Even a casual observer of the Korean Peninsula could tell you that a single, deadly incident or miscalculation between the U.S. and North Korea or between the two Koreas themselves—let alone a deliberate, premeditated military attack on North Korean soil—would open the floodgates to a violent conflict none of us have experienced since Adolf Hitler and Josef Stalin’s armies were slugging it out in Stalingrad.
It’s difficult to put into words just how horrendous war on the Korean Peninsula would be. Millions of civilians, including tens of thousands of Americans who live and work in Seoul, would perish in a game of tit-for-tat artillery and missile strikes. Pyongyang doesn’t need nuclear weapons to unleash significant damage on South Korea; all it would require to turn Seoul into a living hell are the short-range ballistic missiles and extensive artillery system the Kim regime has already embedded along the DMZ.
Experts have estimated that North Korea possesses 13,600 guns and multiple rocket launchers near the border, an incredibly large arsenal of firepower bearing down on the South Korean capital. U.S. Army Gen. Vincent Brooks, the former commander of U.S. Forces-Korea, testified to the Senate last year that an artillery barrage targeting civilians in Seoul "would yield several thousand casualties with the potential to affect millions of South Korean citizens." Pyongyang would be wiped off the map, becoming the modern-day version of Dresden circa 1945.
The refugee situation would be astronomical, with millions of North Koreans streaming to the Chinese border for safety and Beijing likely doing everything it could to prevent its northeastern provinces from being overrun by desperate families seeking an escape from the madness.
There is a reason why such a calamity hasn’t happened. All sides, including the North Koreans, understand what would happen in the event of a military conflict. Nobody would win such a contest, certainly not at an acceptable price.

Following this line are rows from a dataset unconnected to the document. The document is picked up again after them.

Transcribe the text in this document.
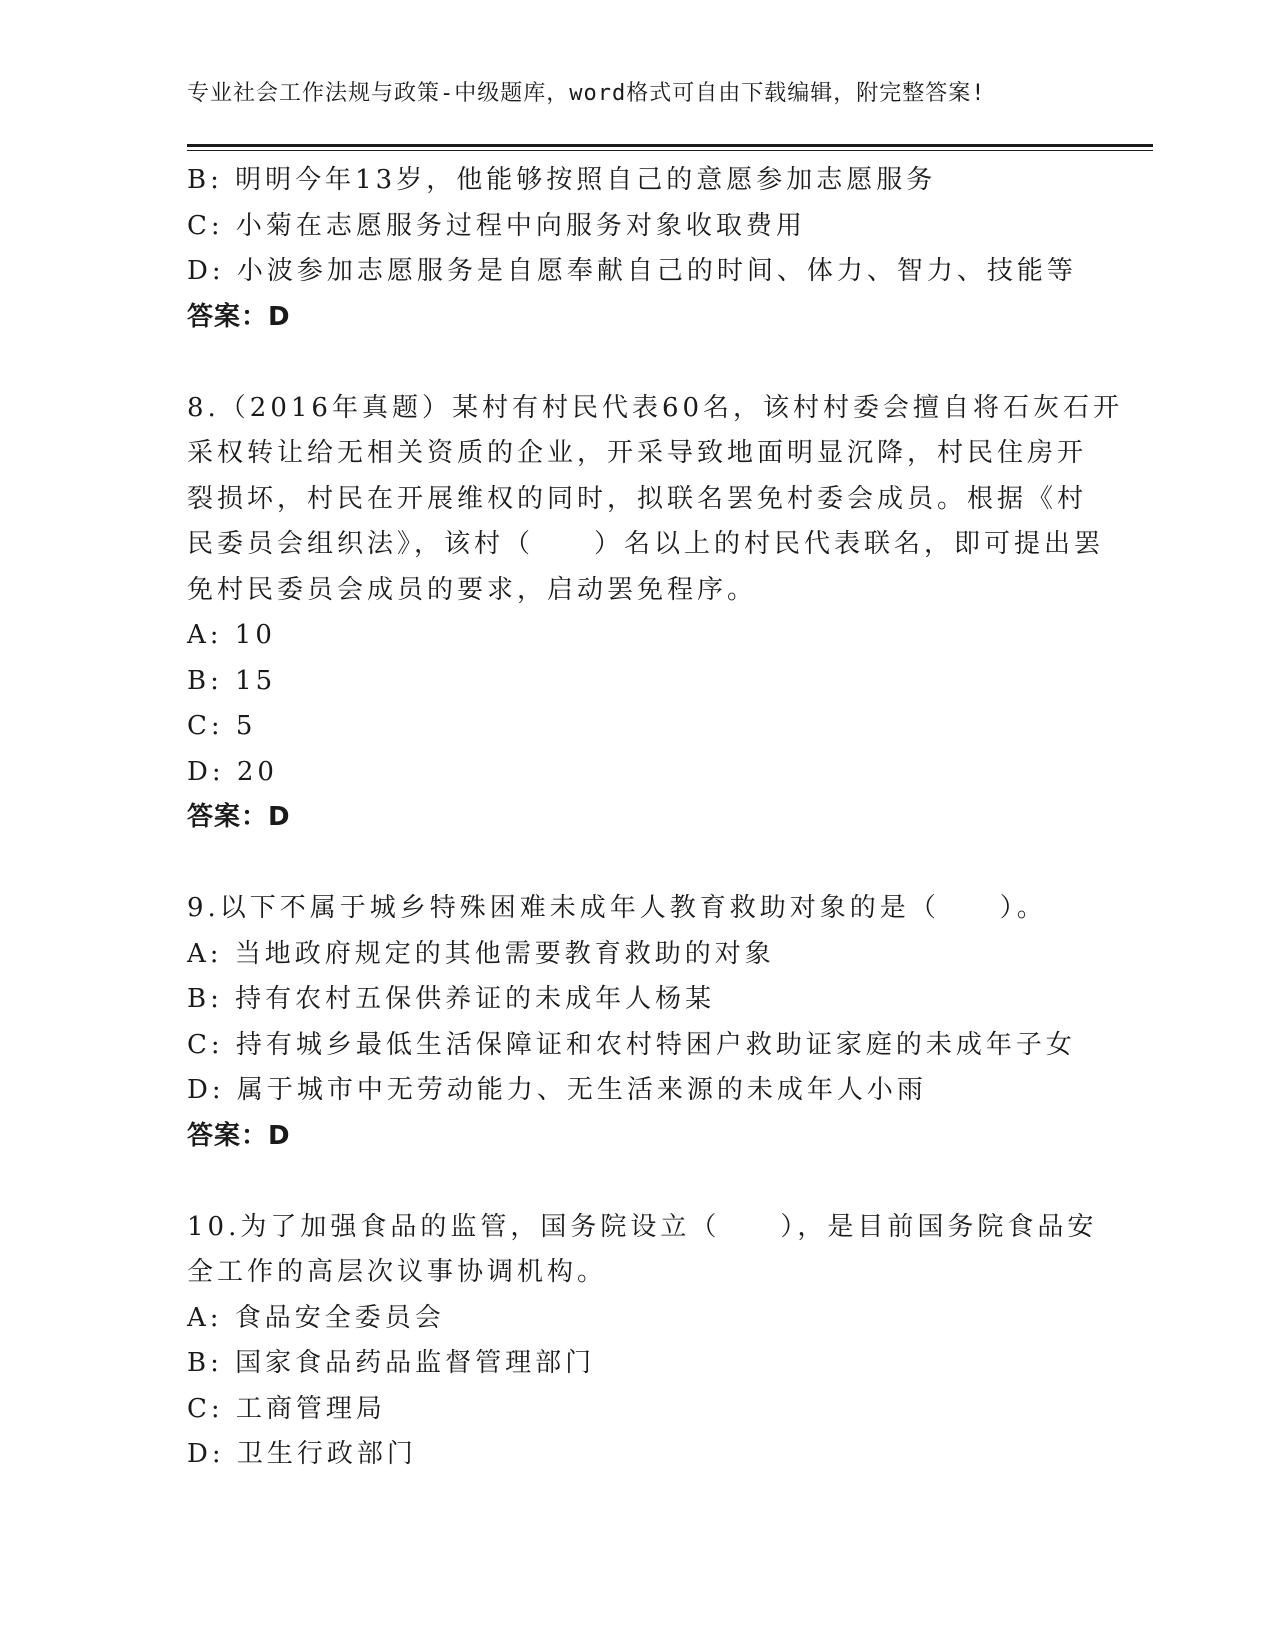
专业社会工作法规与政策-中级题库，word格式可自由下载编辑，附完整答案!
B: 明明今年13岁，他能够按照自己的意愿参加志愿服务
C: 小菊在志愿服务过程中向服务对象收取费用
D: 小波参加志愿服务是自愿奉献自己的时间、体力、智力、技能等
答案：D
8.（2016年真题）某村有村民代表60名，该村村委会擅自将石灰石开
采权转让给无相关资质的企业，开采导致地面明显沉降，村民住房开
裂损坏，村民在开展维权的同时，拟联名罢免村委会成员。根据《村
民委员会组织法》，该村（　　）名以上的村民代表联名，即可提出罢
免村民委员会成员的要求，启动罢免程序。
A: 10
B: 15
C: 5
D: 20
答案：D
9.以下不属于城乡特殊困难未成年人教育救助对象的是（　　）。
A: 当地政府规定的其他需要教育救助的对象
B: 持有农村五保供养证的未成年人杨某
C: 持有城乡最低生活保障证和农村特困户救助证家庭的未成年子女
D: 属于城市中无劳动能力、无生活来源的未成年人小雨
答案：D
10.为了加强食品的监管，国务院设立（　　），是目前国务院食品安
全工作的高层次议事协调机构。
A: 食品安全委员会
B: 国家食品药品监督管理部门
C: 工商管理局
D: 卫生行政部门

On the North Korea issue, Biden is an establishmentarian. Like many politicians and foreign policy practitioners on both sides of the political aisle, he appears to believe that denuclearization should be the first order of business for the United States—regardless of how unrealistic Pyongyang’s immediate, unconditional, verified nuclear disarmament truly is. On a trip to Seoul in December 2013, Biden delivered a speech that was part hardline, part status quo. "The United States and the world have to make it absolutely clear to Kim Jong Un that the international community will not accept or tolerate nuclear arms in North Korea,” Biden told the audience. "The simple fact is this - North Korea can never achieve security and prosperity so long as it pursues nuclear weapons, period.” The language was nearly identical to what Secretary of State Mike Pompeo, National Security Adviser Bolton, and the rest of the Washington foreign policy community have been saying ad-naseum for the past three decades.

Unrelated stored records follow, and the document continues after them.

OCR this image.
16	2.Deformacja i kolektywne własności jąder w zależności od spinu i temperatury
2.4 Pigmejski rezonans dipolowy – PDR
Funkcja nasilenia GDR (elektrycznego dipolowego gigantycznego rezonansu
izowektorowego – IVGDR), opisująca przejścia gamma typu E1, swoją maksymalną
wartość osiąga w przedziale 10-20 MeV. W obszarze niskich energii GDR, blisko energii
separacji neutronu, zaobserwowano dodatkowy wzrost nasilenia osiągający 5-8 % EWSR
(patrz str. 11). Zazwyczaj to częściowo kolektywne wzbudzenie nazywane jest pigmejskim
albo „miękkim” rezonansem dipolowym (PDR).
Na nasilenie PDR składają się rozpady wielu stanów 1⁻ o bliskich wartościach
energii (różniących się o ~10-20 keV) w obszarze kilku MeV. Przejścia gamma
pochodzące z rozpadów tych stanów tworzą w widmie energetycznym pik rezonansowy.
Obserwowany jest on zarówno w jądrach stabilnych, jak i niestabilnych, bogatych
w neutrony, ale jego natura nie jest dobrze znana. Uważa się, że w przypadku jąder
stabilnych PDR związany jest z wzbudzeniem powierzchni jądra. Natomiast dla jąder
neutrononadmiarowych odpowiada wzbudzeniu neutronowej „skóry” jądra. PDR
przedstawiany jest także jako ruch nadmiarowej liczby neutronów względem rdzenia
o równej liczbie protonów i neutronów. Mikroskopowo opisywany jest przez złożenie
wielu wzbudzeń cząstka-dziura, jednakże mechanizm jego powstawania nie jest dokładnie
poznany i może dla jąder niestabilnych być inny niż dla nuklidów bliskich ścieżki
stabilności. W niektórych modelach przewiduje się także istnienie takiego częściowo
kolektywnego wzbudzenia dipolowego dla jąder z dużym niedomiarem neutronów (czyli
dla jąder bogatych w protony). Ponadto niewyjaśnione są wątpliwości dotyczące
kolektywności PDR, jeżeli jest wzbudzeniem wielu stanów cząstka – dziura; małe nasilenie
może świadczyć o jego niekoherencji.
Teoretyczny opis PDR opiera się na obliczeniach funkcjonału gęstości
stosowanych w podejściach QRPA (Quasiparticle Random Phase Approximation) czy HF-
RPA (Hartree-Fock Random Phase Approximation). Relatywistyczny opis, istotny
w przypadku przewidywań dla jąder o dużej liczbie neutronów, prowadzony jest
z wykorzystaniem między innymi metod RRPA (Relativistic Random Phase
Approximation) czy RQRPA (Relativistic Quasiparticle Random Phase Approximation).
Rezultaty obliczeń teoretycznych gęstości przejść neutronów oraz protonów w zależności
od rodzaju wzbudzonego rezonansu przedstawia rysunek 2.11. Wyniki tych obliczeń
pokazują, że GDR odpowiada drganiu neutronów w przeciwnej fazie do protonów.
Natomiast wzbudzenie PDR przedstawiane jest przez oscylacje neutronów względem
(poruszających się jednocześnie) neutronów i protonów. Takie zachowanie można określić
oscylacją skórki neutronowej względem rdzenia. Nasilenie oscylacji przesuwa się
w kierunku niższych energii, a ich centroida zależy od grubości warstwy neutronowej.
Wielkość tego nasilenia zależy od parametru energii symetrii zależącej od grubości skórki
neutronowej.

But as Washington should know by now, just saying the same thing over and over again doesn’t make it true. When Joe Biden is on the debate stage this summer with the rest of the packed Democratic field, he will have to explain why he thought striking North Korea 18 years ago was a good idea. And more importantly, he will have to put forth a case to the American people about how he intends to address the North Korea problem.